We introduce the zeroth-order Hankel transform in $r$: \[ \hat f(s) := \mathcal H_0[f](s),\qquad f(r) = \int_0^\infty s\,\hat f(s)\,J_0(sr)\,ds. \]

We denote \[ \hat u(s,z,t) = \mathcal H_0[u(\cdot,z,t)](s),\quad \hat w(s,z,t) = \mathcal H_0[w(\cdot,z,t)](s),\quad \hat p(s,z,t) = \mathcal H_0[p(\cdot,z,t)](s),\quad \hat\eta(s,t) = \mathcal H_0[\eta(\cdot,t)](s). \]

Under $\mathcal H_0$, the continuity equation becomes (schematically) \[ s\,\hat u - \frac{\partial \hat w}{\partial z} = 0, \] and the momentum equations in transform space read \[ \begin{aligned} &\frac{\partial \hat u}{\partial t} = -s\,\hat p,\\ &\delta^2\,\frac{\partial \hat w}{\partial t} = -\frac{\partial \hat p}{\partial z}. \end{aligned} \]

Separation in $z$ and exponential vertical structure

We seek separated vertical structure of the form \[ \hat p(s,z,t) = \hat\eta(s,t)\,e^{k(s)\,(z-1)}, \] so that at $z=1$ we have $\hat p(s,1,t) = \hat\eta(s,t)$, in agreement with the free-surface pressure condition.

Then \[ \frac{\partial \hat p}{\partial z} = k(s)\,\hat\eta(s,t)\,e^{k(s)(z-1)}. \]

From the transformed $z$–momentum equation \[ \delta^2\,\frac{\partial \hat w}{\partial t} = -\frac{\partial \hat p}{\partial z}, \] we obtain \[ \delta^2\,\frac{\partial \hat w}{\partial t} = -k(s)\,\hat\eta(s,t)\,e^{k(s)(z-1)}. \]

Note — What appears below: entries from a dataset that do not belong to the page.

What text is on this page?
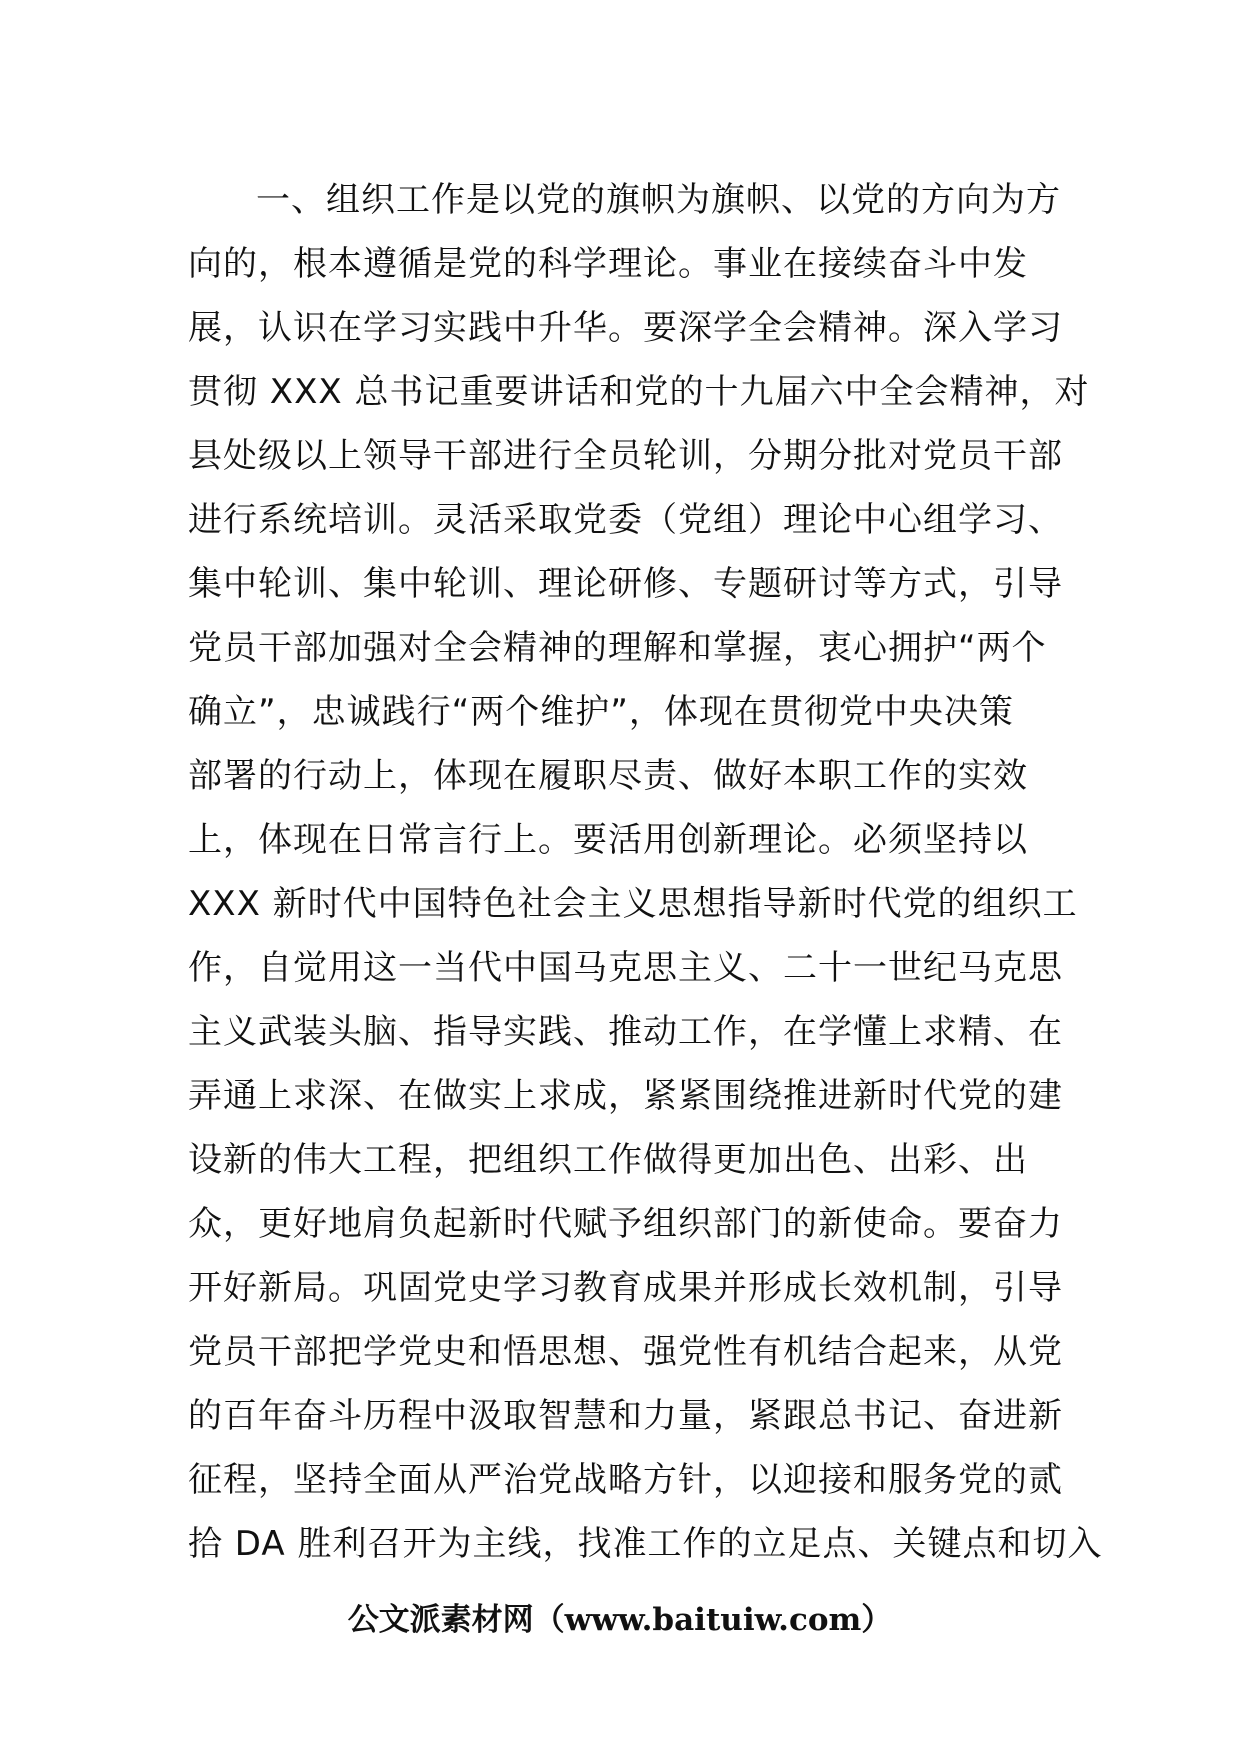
一、组织工作是以党的旗帜为旗帜、以党的方向为方
向的，根本遵循是党的科学理论。事业在接续奋斗中发
展，认识在学习实践中升华。要深学全会精神。深入学习
贯彻 XXX 总书记重要讲话和党的十九届六中全会精神，对
县处级以上领导干部进行全员轮训，分期分批对党员干部
进行系统培训。灵活采取党委（党组）理论中心组学习、
集中轮训、集中轮训、理论研修、专题研讨等方式，引导
党员干部加强对全会精神的理解和掌握，衷心拥护“两个
确立”，忠诚践行“两个维护”，体现在贯彻党中央决策
部署的行动上，体现在履职尽责、做好本职工作的实效
上，体现在日常言行上。要活用创新理论。必须坚持以
XXX 新时代中国特色社会主义思想指导新时代党的组织工
作，自觉用这一当代中国马克思主义、二十一世纪马克思
主义武装头脑、指导实践、推动工作，在学懂上求精、在
弄通上求深、在做实上求成，紧紧围绕推进新时代党的建
设新的伟大工程，把组织工作做得更加出色、出彩、出
众，更好地肩负起新时代赋予组织部门的新使命。要奋力
开好新局。巩固党史学习教育成果并形成长效机制，引导
党员干部把学党史和悟思想、强党性有机结合起来，从党
的百年奋斗历程中汲取智慧和力量，紧跟总书记、奋进新
征程，坚持全面从严治党战略方针，以迎接和服务党的贰
拾 DA 胜利召开为主线，找准工作的立足点、关键点和切入
公文派素材网（www.baituiw.com）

To match the kinematics at the free surface, we propose a vertical structure for $\hat w$ of the form \[ \hat w(s,z,t) = \hat\eta_t(s,t)\,e^{k(s)(z-1)}. \] Then \[ \frac{\partial\hat w}{\partial t} = \hat\eta_{tt}(s,t)\,e^{k(s)(z-1)}, \] and at $z=1$ we recover $\hat w(s,1,t) = \hat\eta_t(s,t)$, consistent with $w=\eta_t$ on the free surface.

Substituting into the momentum equation gives an ODE in time for $\hat\eta(s,t)$. For the particular scaling used here, this leads to \[ \hat\eta_{tt}(s,t) + \frac{k(s)}{\delta^2}\,\hat\eta(s,t) = 0, \] so that the dispersion relation in transform space is \[ \omega^2(s) = \frac{k(s)}{\delta^2}. \]

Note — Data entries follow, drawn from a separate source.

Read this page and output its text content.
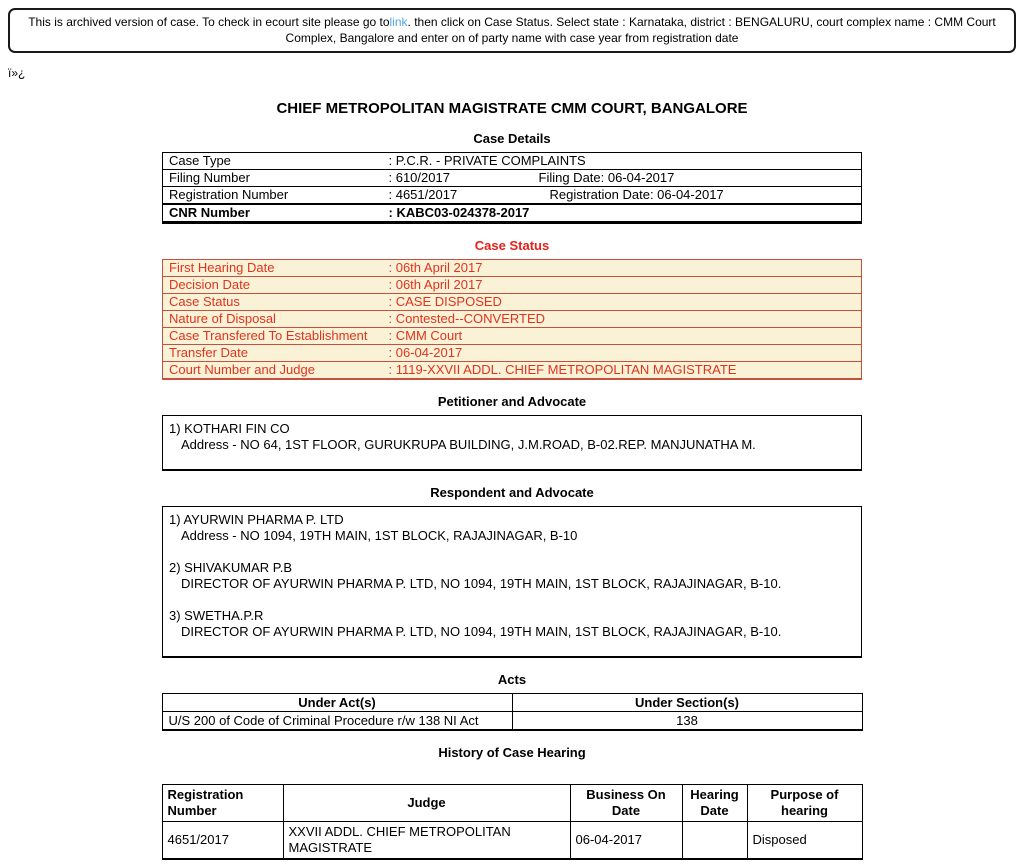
This is archived version of case. To check in ecourt site please go tolink. then click on Case Status. Select state : Karnataka, district : BENGALURU, court complex name : CMM Court
Complex, Bangalore and enter on of party name with case year from registration date
ï»¿
CHIEF METROPOLITAN MAGISTRATE CMM COURT, BANGALORE
Case Details
Case Type	: P.C.R. - PRIVATE COMPLAINTS
Filing Number	: 610/2017 Filing Date: 06-04-2017
Registration Number	: 4651/2017 Registration Date: 06-04-2017
CNR Number	: KABC03-024378-2017
Case Status
First Hearing Date	: 06th April 2017
Decision Date	: 06th April 2017
Case Status	: CASE DISPOSED
Nature of Disposal	: Contested--CONVERTED
Case Transfered To Establishment	: CMM Court
Transfer Date	: 06-04-2017
Court Number and Judge	: 1119-XXVII ADDL. CHIEF METROPOLITAN MAGISTRATE
Petitioner and Advocate
1) KOTHARI FIN CO
Address - NO 64, 1ST FLOOR, GURUKRUPA BUILDING, J.M.ROAD, B-02.REP. MANJUNATHA M.
Respondent and Advocate
1) AYURWIN PHARMA P. LTD
Address - NO 1094, 19TH MAIN, 1ST BLOCK, RAJAJINAGAR, B-10
2) SHIVAKUMAR P.B
DIRECTOR OF AYURWIN PHARMA P. LTD, NO 1094, 19TH MAIN, 1ST BLOCK, RAJAJINAGAR, B-10.
3) SWETHA.P.R
DIRECTOR OF AYURWIN PHARMA P. LTD, NO 1094, 19TH MAIN, 1ST BLOCK, RAJAJINAGAR, B-10.
Acts
Under Act(s)	Under Section(s)
U/S 200 of Code of Criminal Procedure r/w 138 NI Act	138
History of Case Hearing
Registration Number	Judge	Business On Date	Hearing Date	Purpose of hearing
4651/2017	XXVII ADDL. CHIEF METROPOLITAN MAGISTRATE	06-04-2017		Disposed
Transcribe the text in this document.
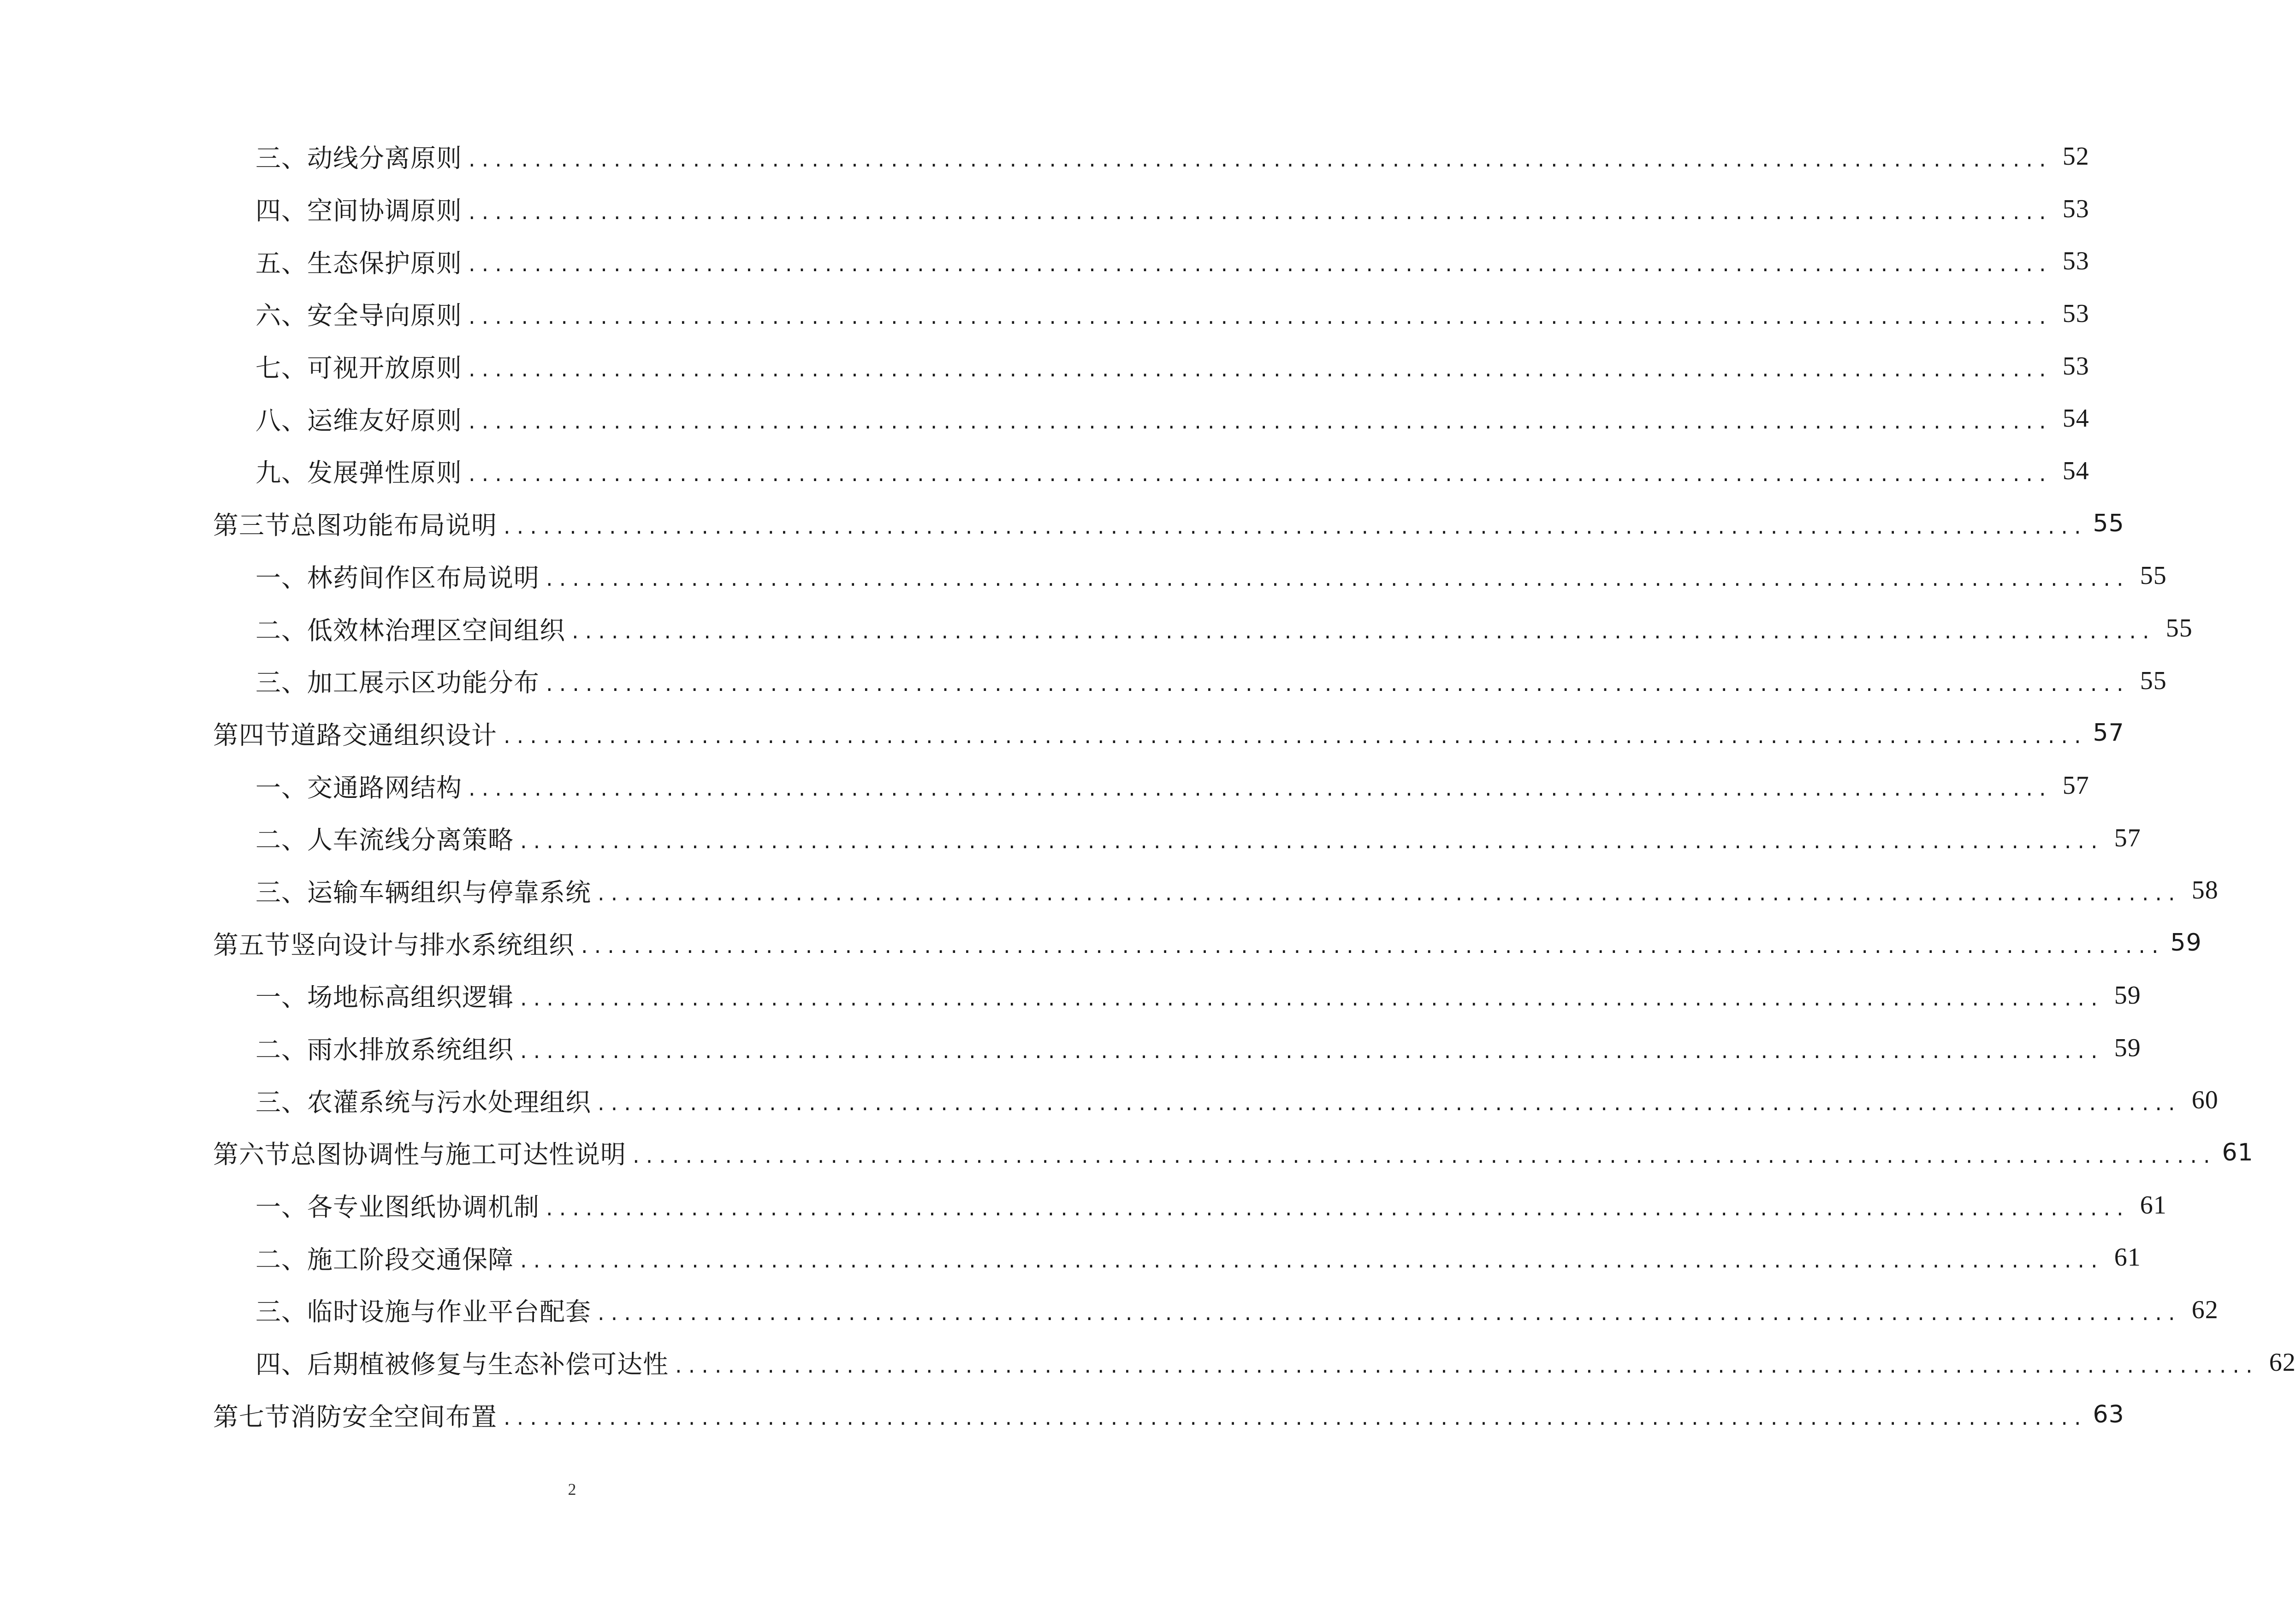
三、 动线分离原则 ........................................................................................................................ 52
四、 空间协调原则 ........................................................................................................................ 53
五、 生态保护原则 ........................................................................................................................ 53
六、 安全导向原则 ........................................................................................................................ 53
七、 可视开放原则 ........................................................................................................................ 53
八、 运维友好原则 ........................................................................................................................ 54
九、 发展弹性原则 ........................................................................................................................ 54
第三节 总图功能布局说明 ........................................................................................................................ 55
一、 林药间作区布局说明 ........................................................................................................................ 55
二、 低效林治理区空间组织 ........................................................................................................................ 55
三、 加工展示区功能分布 ........................................................................................................................ 55
第四节 道路交通组织设计 ........................................................................................................................ 57
一、 交通路网结构 ........................................................................................................................ 57
二、 人车流线分离策略 ........................................................................................................................ 57
三、 运输车辆组织与停靠系统 ........................................................................................................................ 58
第五节 竖向设计与排水系统组织 ........................................................................................................................ 59
一、 场地标高组织逻辑 ........................................................................................................................ 59
二、 雨水排放系统组织 ........................................................................................................................ 59
三、 农灌系统与污水处理组织 ........................................................................................................................ 60
第六节 总图协调性与施工可达性说明 ........................................................................................................................ 61
一、 各专业图纸协调机制 ........................................................................................................................ 61
二、 施工阶段交通保障 ........................................................................................................................ 61
三、 临时设施与作业平台配套 ........................................................................................................................ 62
四、 后期植被修复与生态补偿可达性 ........................................................................................................................ 62
第七节 消防安全空间布置 ........................................................................................................................ 63
2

Choosing $k(s)=s$ (or $k(s) = \delta s$, depending on nondimensionalisation) gives the familiar oscillator equation \[ \hat\eta_{tt}(s,t) + \frac{s}{\delta^2}\,\hat\eta(s,t) = 0, \] whose solution with appropriate initial conditions can be written in cosine form.

Representation of $\eta(r,t)$ and $\hat w(s,z,t)$

If we prescribe $\eta(r,0) = f(r)$ and $\eta_t(r,0)=0$, then in transform space \[ \hat\eta(s,0) = \hat f(s),\qquad \hat\eta_t(s,0)=0, \] and the oscillator solution becomes \[ \hat\eta(s,t) = \hat f(s)\,\cos\Bigl(t\,\sqrt{s/\delta}\Bigr), \] under the dispersion relation $\omega(s)=\sqrt{s/\delta}$.

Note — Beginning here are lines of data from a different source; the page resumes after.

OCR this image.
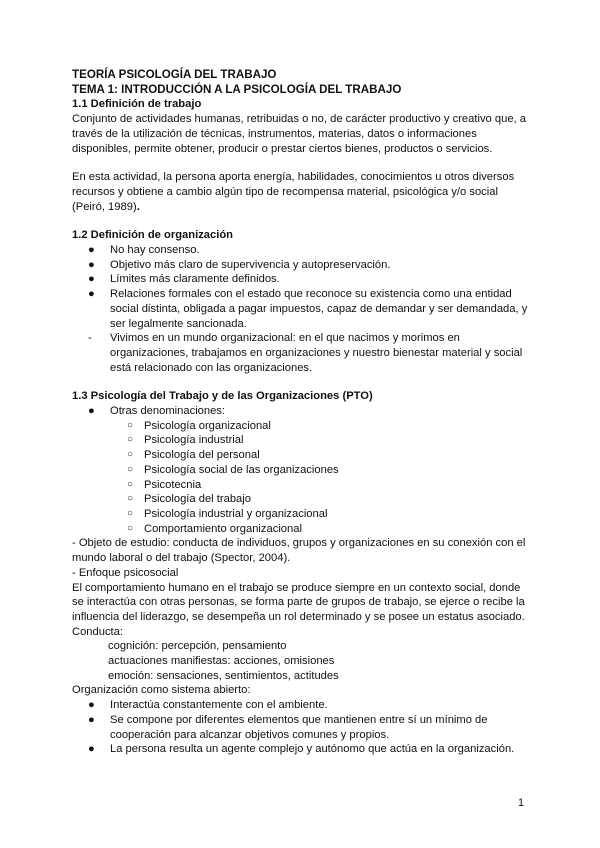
TEORÍA PSICOLOGÍA DEL TRABAJO

TEMA 1: INTRODUCCIÓN A LA PSICOLOGÍA DEL TRABAJO

1.1 Definición de trabajo

Conjunto de actividades humanas, retribuidas o no, de carácter productivo y creativo que, a través de la utilización de técnicas, instrumentos, materias, datos o informaciones disponibles, permite obtener, producir o prestar ciertos bienes, productos o servicios.

En esta actividad, la persona aporta energía, habilidades, conocimientos u otros diversos recursos y obtiene a cambio algún tipo de recompensa material, psicológica y/o social (Peiró, 1989).

1.2 Definición de organización

● No hay consenso.
● Objetivo más claro de supervivencia y autopreservación.
● Límites más claramente definidos.
● Relaciones formales con el estado que reconoce su existencia como una entidad social distinta, obligada a pagar impuestos, capaz de demandar y ser demandada, y ser legalmente sancionada.
- Vivimos en un mundo organizacional: en el que nacimos y morimos en organizaciones, trabajamos en organizaciones y nuestro bienestar material y social está relacionado con las organizaciones.

1.3 Psicología del Trabajo y de las Organizaciones (PTO)

● Otras denominaciones:
○ Psicología organizacional
○ Psicología industrial
○ Psicología del personal
○ Psicología social de las organizaciones
○ Psicotecnia
○ Psicología del trabajo
○ Psicología industrial y organizacional
○ Comportamiento organizacional

- Objeto de estudio: conducta de individuos, grupos y organizaciones en su conexión con el mundo laboral o del trabajo (Spector, 2004).

- Enfoque psicosocial

El comportamiento humano en el trabajo se produce siempre en un contexto social, donde se interactúa con otras personas, se forma parte de grupos de trabajo, se ejerce o recibe la influencia del liderazgo, se desempeña un rol determinado y se posee un estatus asociado.

Conducta:

cognición: percepción, pensamiento

actuaciones manifiestas: acciones, omisiones

emoción: sensaciones, sentimientos, actitudes

Organización como sistema abierto:

● Interactúa constantemente con el ambiente.
● Se compone por diferentes elementos que mantienen entre sí un mínimo de cooperación para alcanzar objetivos comunes y propios.
● La persona resulta un agente complejo y autónomo que actúa en la organización.
1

Transforming back, we obtain \[ \eta(r,t) = \int_0^\infty s\,\hat f(s)\,\cos\Bigl(t\,\sqrt{s/\delta}\Bigr)\,J_0(sr)\,ds. \]

For the vertical velocity, with the exponential vertical structure chosen above, \[ \hat w(s,z,t) = \hat\eta_t(s,t)\,e^{\delta s(z-1)}, \] where the factor $\delta s$ in the exponent encodes the chosen nondimensionalisation of $k(s)$. By construction, \[ \hat w(s,1,t) = \hat\eta_t(s,t),\qquad \hat w(s,0,t) = 0 \] when we impose the bottom boundary condition via the choice of $k(s)$ (for example through hyperbolic sine/cosine combinations when there is a finite depth, or exponential when the depth is effectively semi-infinite).

In summary, we have:

$H_0[w] = \hat w$, $H_0[\eta] = \hat\eta$.
The free surface displacement is represented as \[ \eta(r,t) = \int_0^\infty s\,\hat f(s)\,\cos\Bigl(t\sqrt{s/\delta}\Bigr)J_0(sr)\,ds. \]
The corresponding transformed vertical velocity is \[ \hat w(s,z,t) = \hat\eta_t(s,t)\,e^{\delta s(z-1)}. \]

These formulas arise directly from combining:

The Hankel transform in $r$, which diagonalises the radial operator (and gives the $s$-dependence).
Separation of variables in $z$, leading to exponential vertical profiles.
The linearised boundary conditions at $z=0$ and $z=1$, which fix the time dependence and dispersion relation.

This completes a coherent picture linking the Hankel transform of the bi-Laplacian with the solution structure of a linear axisymmetric free-surface problem.